"Let's Get Lost"
"My trip to South America was a time in my life when I was getting more and more lost, but what I was left with turned out to be the most important things," said New York actor Eric Dean Scott.
"Ten years after my return to New York, Paul Bargetto challenged me to write something for the Undergroundzero Festival. I was going to do a beat poetry reading or something but it turned into this. I knew it was time to tell the story."
In Tales from Bordertown (Prologue), Scott adapted his experiences traveling through North and South America into a one-man storytelling event, what might best be described as an epic poem chronicling his adventurous, post-college life—The Odyssey in a beat-up van and a shabby t-shirt.
"The stories I tell are very specific, but in them, or rather, the communion that happens in the telling of them, I want to bring us to a more timeless, universal place. In order to do that, I try to get us lost. Lost in the story and the telling of it."
Though similar in scope to Homer's epic, in Bordertown Scott is less a legendary warrior than a Bob Dylan-loving hippie.
In one of P.S. 122's black box theaters, Scott is alone onstage for an hour and a half, sitting before a worn wooden table. He recounts journeys to Alaska, New Orleans, Peru, and the Amazon. Some of the time, he was accompanied by his rebellious cat, Troubles.
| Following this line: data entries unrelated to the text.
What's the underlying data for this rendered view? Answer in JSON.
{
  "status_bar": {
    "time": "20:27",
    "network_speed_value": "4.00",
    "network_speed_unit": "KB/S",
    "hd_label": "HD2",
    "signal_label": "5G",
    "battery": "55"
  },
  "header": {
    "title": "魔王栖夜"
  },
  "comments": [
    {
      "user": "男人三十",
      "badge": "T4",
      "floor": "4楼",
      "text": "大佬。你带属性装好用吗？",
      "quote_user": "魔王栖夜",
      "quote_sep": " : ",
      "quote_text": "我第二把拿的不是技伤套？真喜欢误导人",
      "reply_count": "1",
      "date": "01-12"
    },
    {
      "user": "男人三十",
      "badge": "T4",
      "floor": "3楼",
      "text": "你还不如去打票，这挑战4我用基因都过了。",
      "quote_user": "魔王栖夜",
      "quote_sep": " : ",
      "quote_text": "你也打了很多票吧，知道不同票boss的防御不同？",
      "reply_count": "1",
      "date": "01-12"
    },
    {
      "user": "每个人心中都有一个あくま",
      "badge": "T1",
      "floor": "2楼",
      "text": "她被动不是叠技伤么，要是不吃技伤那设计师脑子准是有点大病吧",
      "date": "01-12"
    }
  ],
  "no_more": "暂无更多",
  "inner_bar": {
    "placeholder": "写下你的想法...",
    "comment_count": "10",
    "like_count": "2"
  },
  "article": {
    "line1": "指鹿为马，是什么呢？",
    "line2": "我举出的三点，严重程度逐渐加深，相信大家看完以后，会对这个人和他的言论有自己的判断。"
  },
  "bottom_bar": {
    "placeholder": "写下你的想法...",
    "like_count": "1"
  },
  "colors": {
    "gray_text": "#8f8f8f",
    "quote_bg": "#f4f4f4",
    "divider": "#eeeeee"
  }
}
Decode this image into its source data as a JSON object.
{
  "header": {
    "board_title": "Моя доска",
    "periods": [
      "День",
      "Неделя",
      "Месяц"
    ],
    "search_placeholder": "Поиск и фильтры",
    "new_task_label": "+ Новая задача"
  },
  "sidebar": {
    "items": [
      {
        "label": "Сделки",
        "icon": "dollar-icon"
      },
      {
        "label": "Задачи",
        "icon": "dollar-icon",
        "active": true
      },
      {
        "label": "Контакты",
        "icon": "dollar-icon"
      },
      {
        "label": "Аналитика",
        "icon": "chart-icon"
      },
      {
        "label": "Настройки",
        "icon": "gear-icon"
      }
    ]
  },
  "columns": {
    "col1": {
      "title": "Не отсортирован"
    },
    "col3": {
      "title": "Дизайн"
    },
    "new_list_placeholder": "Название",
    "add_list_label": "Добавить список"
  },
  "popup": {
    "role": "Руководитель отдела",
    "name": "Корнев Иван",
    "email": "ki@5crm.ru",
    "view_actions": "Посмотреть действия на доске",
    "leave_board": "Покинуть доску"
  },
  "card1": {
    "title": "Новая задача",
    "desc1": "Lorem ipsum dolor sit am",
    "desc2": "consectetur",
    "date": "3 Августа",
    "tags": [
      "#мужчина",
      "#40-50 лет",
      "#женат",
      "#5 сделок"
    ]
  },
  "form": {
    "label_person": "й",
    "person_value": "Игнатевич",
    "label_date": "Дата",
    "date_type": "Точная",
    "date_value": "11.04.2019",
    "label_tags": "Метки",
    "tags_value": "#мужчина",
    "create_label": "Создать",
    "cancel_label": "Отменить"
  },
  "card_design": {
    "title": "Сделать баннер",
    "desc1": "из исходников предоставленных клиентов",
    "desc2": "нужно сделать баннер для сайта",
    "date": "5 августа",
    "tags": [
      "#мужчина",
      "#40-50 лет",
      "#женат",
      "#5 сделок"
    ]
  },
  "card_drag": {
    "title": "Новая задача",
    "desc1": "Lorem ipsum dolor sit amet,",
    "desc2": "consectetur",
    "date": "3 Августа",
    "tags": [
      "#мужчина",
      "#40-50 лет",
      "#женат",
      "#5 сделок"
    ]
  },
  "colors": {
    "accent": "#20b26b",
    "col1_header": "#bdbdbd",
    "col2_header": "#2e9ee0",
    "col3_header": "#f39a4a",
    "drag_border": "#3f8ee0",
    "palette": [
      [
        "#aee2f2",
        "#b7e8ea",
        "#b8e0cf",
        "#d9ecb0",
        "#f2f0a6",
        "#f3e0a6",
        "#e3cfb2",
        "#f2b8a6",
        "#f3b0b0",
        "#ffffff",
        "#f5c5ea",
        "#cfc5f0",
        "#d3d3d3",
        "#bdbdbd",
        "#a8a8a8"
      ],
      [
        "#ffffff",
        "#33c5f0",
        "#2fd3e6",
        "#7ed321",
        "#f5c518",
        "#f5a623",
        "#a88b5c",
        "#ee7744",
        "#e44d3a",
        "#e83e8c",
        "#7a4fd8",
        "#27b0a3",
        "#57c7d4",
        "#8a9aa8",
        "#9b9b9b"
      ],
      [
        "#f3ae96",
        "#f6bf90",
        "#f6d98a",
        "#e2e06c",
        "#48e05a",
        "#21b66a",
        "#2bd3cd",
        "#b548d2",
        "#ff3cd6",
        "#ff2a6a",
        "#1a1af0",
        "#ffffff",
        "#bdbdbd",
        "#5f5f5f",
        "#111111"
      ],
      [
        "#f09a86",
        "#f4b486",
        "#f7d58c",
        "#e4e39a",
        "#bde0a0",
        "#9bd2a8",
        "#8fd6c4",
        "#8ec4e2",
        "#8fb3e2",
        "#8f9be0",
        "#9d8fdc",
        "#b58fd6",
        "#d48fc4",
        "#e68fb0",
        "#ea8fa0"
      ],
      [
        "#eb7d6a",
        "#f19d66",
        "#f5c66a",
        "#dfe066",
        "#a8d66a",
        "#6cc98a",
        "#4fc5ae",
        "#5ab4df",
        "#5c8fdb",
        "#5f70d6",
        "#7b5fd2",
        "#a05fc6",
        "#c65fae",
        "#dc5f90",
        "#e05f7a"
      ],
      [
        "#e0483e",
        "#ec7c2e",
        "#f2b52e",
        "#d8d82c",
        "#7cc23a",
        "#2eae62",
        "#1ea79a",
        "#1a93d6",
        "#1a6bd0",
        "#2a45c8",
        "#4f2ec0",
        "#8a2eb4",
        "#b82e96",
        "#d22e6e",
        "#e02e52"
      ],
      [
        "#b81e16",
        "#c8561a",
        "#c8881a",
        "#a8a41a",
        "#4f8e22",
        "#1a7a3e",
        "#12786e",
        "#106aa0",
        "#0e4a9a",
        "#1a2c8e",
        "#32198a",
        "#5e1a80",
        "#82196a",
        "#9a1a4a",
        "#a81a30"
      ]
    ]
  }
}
Along the way, he encountered an unusual mix of villains, including a soda machine, a corrupt Peruvian policeman, and a spent transmission, but nothing was able to hold him back from eventually finding what he was looking for.
Though the story is full of pain and confusion, Scott highlights the humor in it, showing how he used his experiences abroad to help him find home.
“I discovered on these journeys that ‘home is where the heart is’—that is, home is not a house or a even a patch of ground....home is a feeling, a connection to something, it's inside. We carry it with us. We had to get lost in order to find it.”
He admitted the act of telling the long, uninterrupted tale in front of an audience is draining. "It's not easy, that much I can tell you," Scott explained after the show. "But I want to the audience to get lost with me and show them how I found home."
Remaining performances of Tales from Bordertown (Prologue) are tonight (9:30 p.m.) and tomorrow night (9:30 p.m.) at Performance Space 122.